Im Bürogebäude grüsste er die Pforte. Einem Blickkontakt mit der Pförtnerin entging er. Dort saß einmal eine blonde Frau mit türkischen Namen. In ihre Augen hatte er einmal geblickt. Aus ihrem runden Gesicht lächelte es. Er musste in ihre breiten Lippen zurücklächeln. Aber dieser Moment verwirrte ihn und er wusste nicht, was er machen sollte. So gewöhnte er sich an, eben nicht so genau in Pforte zu schauen.

Die Treppe vermied er. Wer weiß, wen er dort treffen würde. Besser war es den Aufzug zu nehmen. Hier konnte er mit starrem Blick die Anzeige beobachten. Jedes Stockwerk wurde in Ruhe durchgezählt. Im siebten Stockwerk stieg er aus und ging den Gang hinunter in sein Büro.

Erst fielen ihm die Beine mit den Pumps auf, dann der enge Bürorock.
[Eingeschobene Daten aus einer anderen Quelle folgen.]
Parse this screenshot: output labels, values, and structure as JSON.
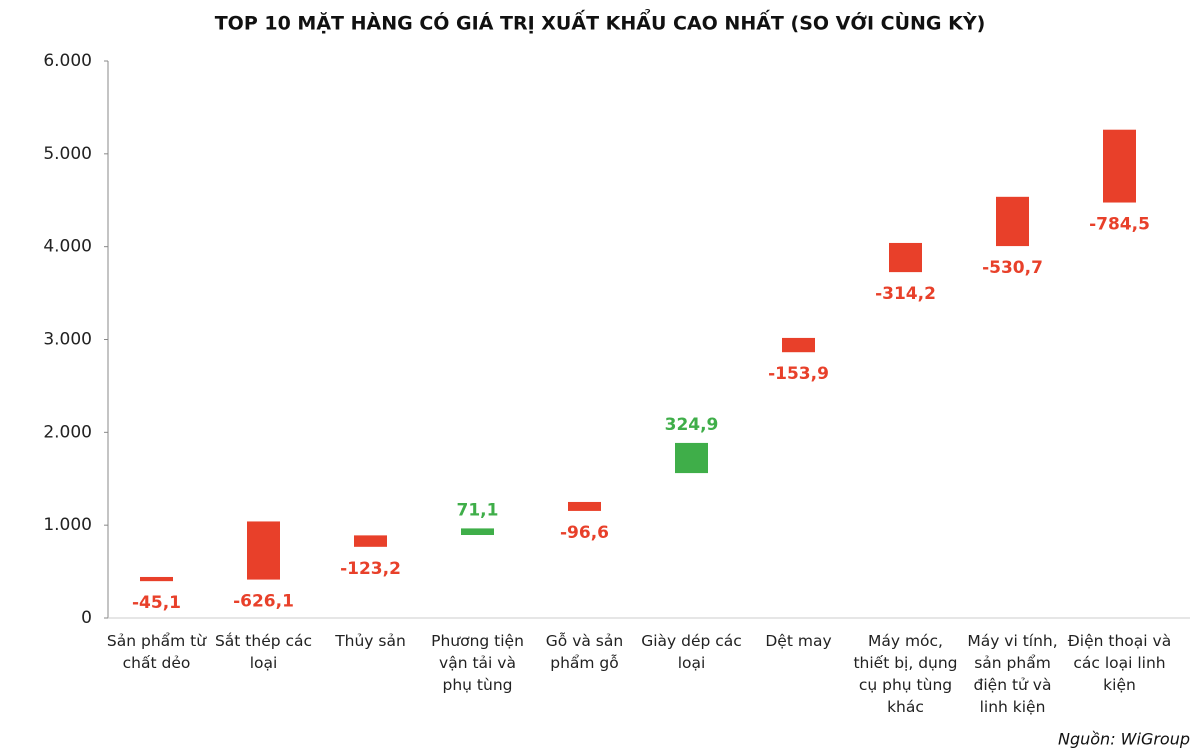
{
  "chart_data": {
    "type": "floating-bar",
    "title": "TOP 10 MẶT HÀNG CÓ GIÁ TRỊ XUẤT KHẨU CAO NHẤT (SO VỚI CÙNG KỲ)",
    "categories": [
      "Sản phẩm từ chất dẻo",
      "Sắt thép các loại",
      "Thủy sản",
      "Phương tiện vận tải và phụ tùng",
      "Gỗ và sản phẩm gỗ",
      "Giày dép các loại",
      "Dệt may",
      "Máy móc, thiết bị, dụng cụ phụ tùng khác",
      "Máy vi tính, sản phẩm điện tử và linh kiện",
      "Điện thoại và các loại linh kiện"
    ],
    "previous": [
      442,
      1040,
      890,
      894,
      1250,
      1561,
      3017,
      4040,
      4537,
      5260
    ],
    "values": [
      -45.1,
      -626.1,
      -123.2,
      71.1,
      -96.6,
      324.9,
      -153.9,
      -314.2,
      -530.7,
      -784.5
    ],
    "value_labels": [
      "-45,1",
      "-626,1",
      "-123,2",
      "71,1",
      "-96,6",
      "324,9",
      "-153,9",
      "-314,2",
      "-530,7",
      "-784,5"
    ],
    "increase_color": "#3fae49",
    "decrease_color": "#e8402a",
    "ylim": [
      0,
      6000
    ],
    "yticks": [
      0,
      {
        "value": 1000,
        "label": "1.000"
      },
      {
        "value": 2000,
        "label": "2.000"
      },
      {
        "value": 3000,
        "label": "3.000"
      },
      {
        "value": 4000,
        "label": "4.000"
      },
      {
        "value": 5000,
        "label": "5.000"
      },
      {
        "value": 6000,
        "label": "6.000"
      }
    ],
    "source": "Nguồn: WiGroup"
  }
}
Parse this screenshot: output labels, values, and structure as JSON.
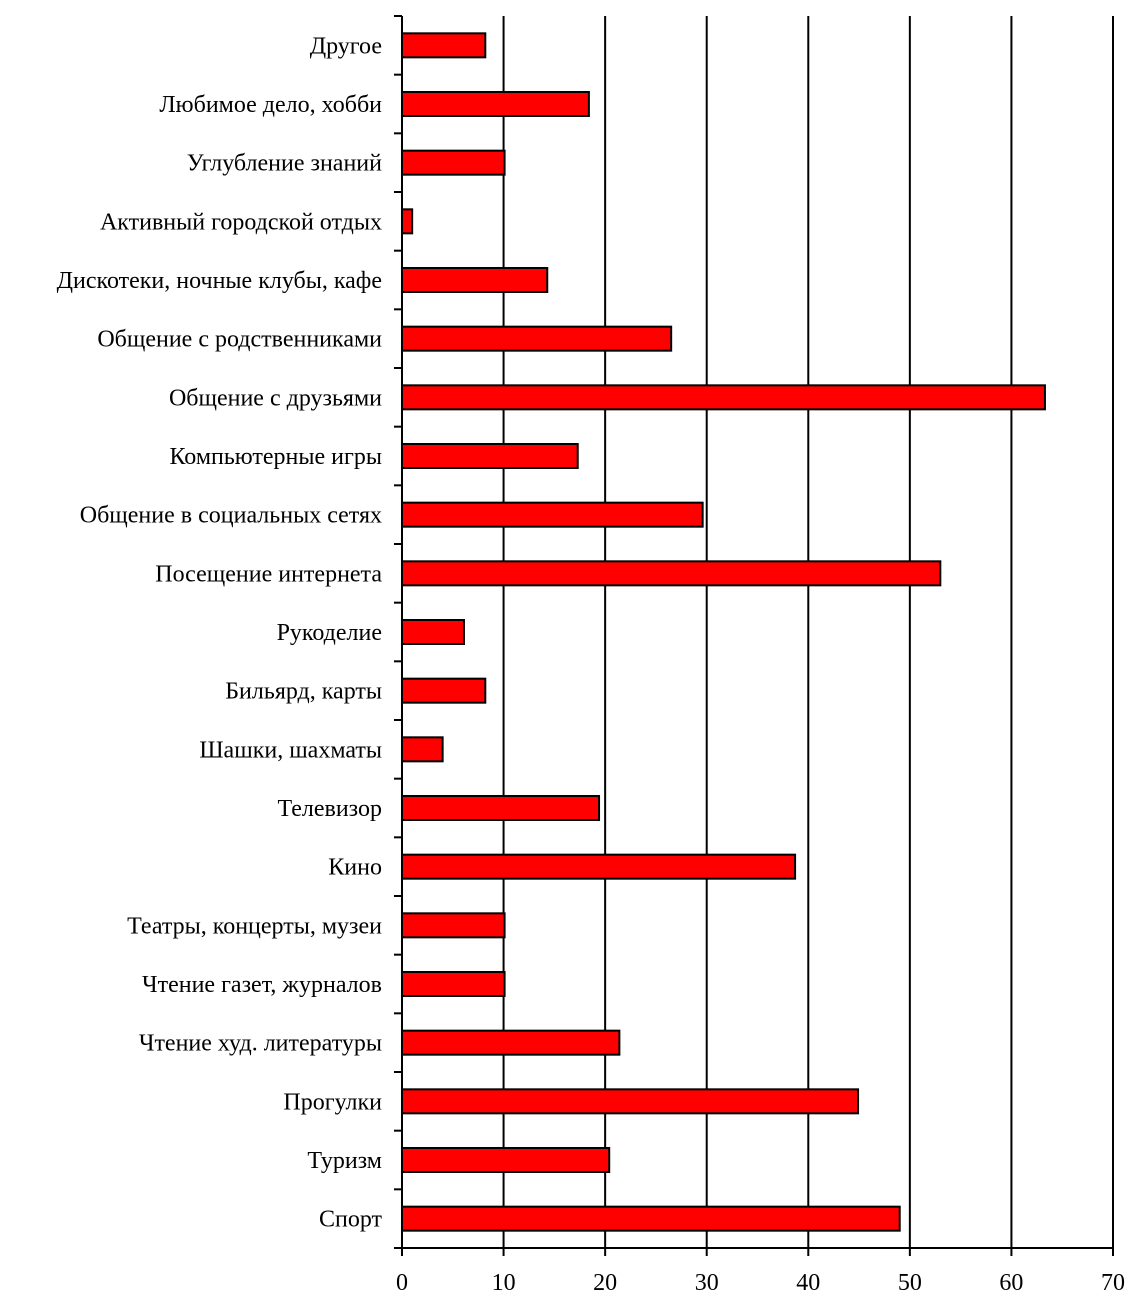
{
  "chart_data": {
    "type": "bar",
    "orientation": "horizontal",
    "categories": [
      "Другое",
      "Любимое дело, хобби",
      "Углубление знаний",
      "Активный городской отдых",
      "Дискотеки, ночные клубы, кафе",
      "Общение с родственниками",
      "Общение с друзьями",
      "Компьютерные игры",
      "Общение в социальных сетях",
      "Посещение интернета",
      "Рукоделие",
      "Бильярд, карты",
      "Шашки, шахматы",
      "Телевизор",
      "Кино",
      "Театры, концерты, музеи",
      "Чтение газет, журналов",
      "Чтение худ. литературы",
      "Прогулки",
      "Туризм",
      "Спорт"
    ],
    "values": [
      8.2,
      18.4,
      10.1,
      1.0,
      14.3,
      26.5,
      63.3,
      17.3,
      29.6,
      53.0,
      6.1,
      8.2,
      4.0,
      19.4,
      38.7,
      10.1,
      10.1,
      21.4,
      44.9,
      20.4,
      49.0
    ],
    "xlim": [
      0,
      70
    ],
    "xticks": [
      "0",
      "10",
      "20",
      "30",
      "40",
      "50",
      "60",
      "70"
    ],
    "grid": "vertical",
    "bar_color": "#ff0000",
    "bar_edge_color": "#000000",
    "title": "",
    "xlabel": "",
    "ylabel": ""
  }
}
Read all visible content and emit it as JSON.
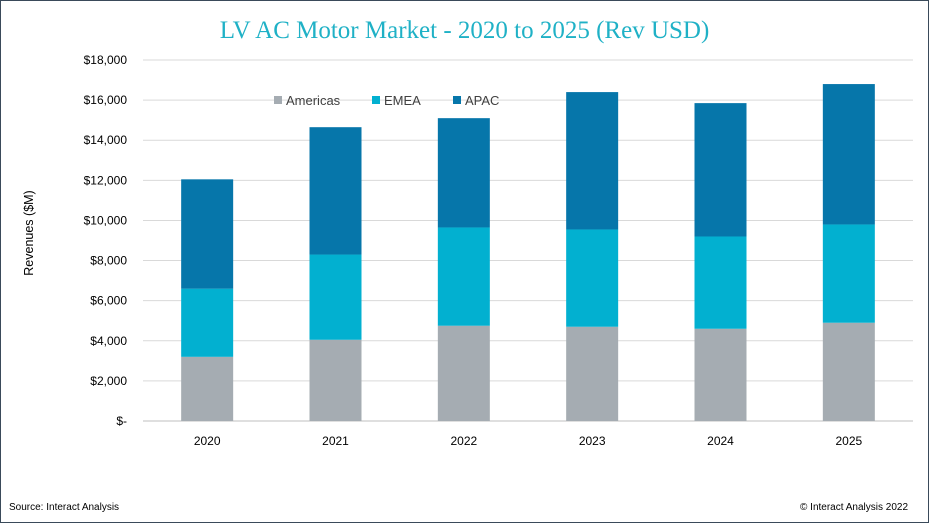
{
  "chart_data": {
    "type": "bar",
    "stacked": true,
    "title": "LV AC Motor Market - 2020 to 2025 (Rev USD)",
    "ylabel": "Revenues ($M)",
    "xlabel": "",
    "categories": [
      "2020",
      "2021",
      "2022",
      "2023",
      "2024",
      "2025"
    ],
    "series": [
      {
        "name": "Americas",
        "color": "#a5acb2",
        "values": [
          3200,
          4050,
          4750,
          4700,
          4600,
          4900
        ]
      },
      {
        "name": "EMEA",
        "color": "#02b0d0",
        "values": [
          3400,
          4250,
          4900,
          4850,
          4600,
          4900
        ]
      },
      {
        "name": "APAC",
        "color": "#0676aa",
        "values": [
          5450,
          6350,
          5450,
          6850,
          6650,
          7000
        ]
      }
    ],
    "ylim": [
      0,
      18000
    ],
    "yticks": [
      0,
      2000,
      4000,
      6000,
      8000,
      10000,
      12000,
      14000,
      16000,
      18000
    ],
    "ytick_labels": [
      "$-",
      "$2,000",
      "$4,000",
      "$6,000",
      "$8,000",
      "$10,000",
      "$12,000",
      "$14,000",
      "$16,000",
      "$18,000"
    ],
    "grid": true,
    "legend_position": "top-center"
  },
  "footer": {
    "source": "Source: Interact Analysis",
    "copyright": "© Interact Analysis 2022"
  }
}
Es kam ihm eine Frau in seiner Größe entgegen. Er wollte wieder auf den Boden schauen, aber es war zu spät. Ihre runden Hüften und ihre üppige Oberweite nahmen ihn in den Bann. Ihre Bluse gab einen eher tiefen Einblick. Seine Schritte verlangsamten sich. Das bleiche, runde Gesicht mit dem roten Mund lächelte ihn nicht an, obwohl sich ein Lächeln auf sein Gesicht breit gemacht hatte. Er blickte auf den Anhänger zwischen ihren Brüste, als sie vorbei ging. Hinter ihr her blickend, bewunderte er ihren runden, wohlproportionierten Arsch. Dann atmete er aus. Er stampfte leise mit dem rechten Fuß auf. Wie konnte ihn das immer noch aus der Bahn werfen!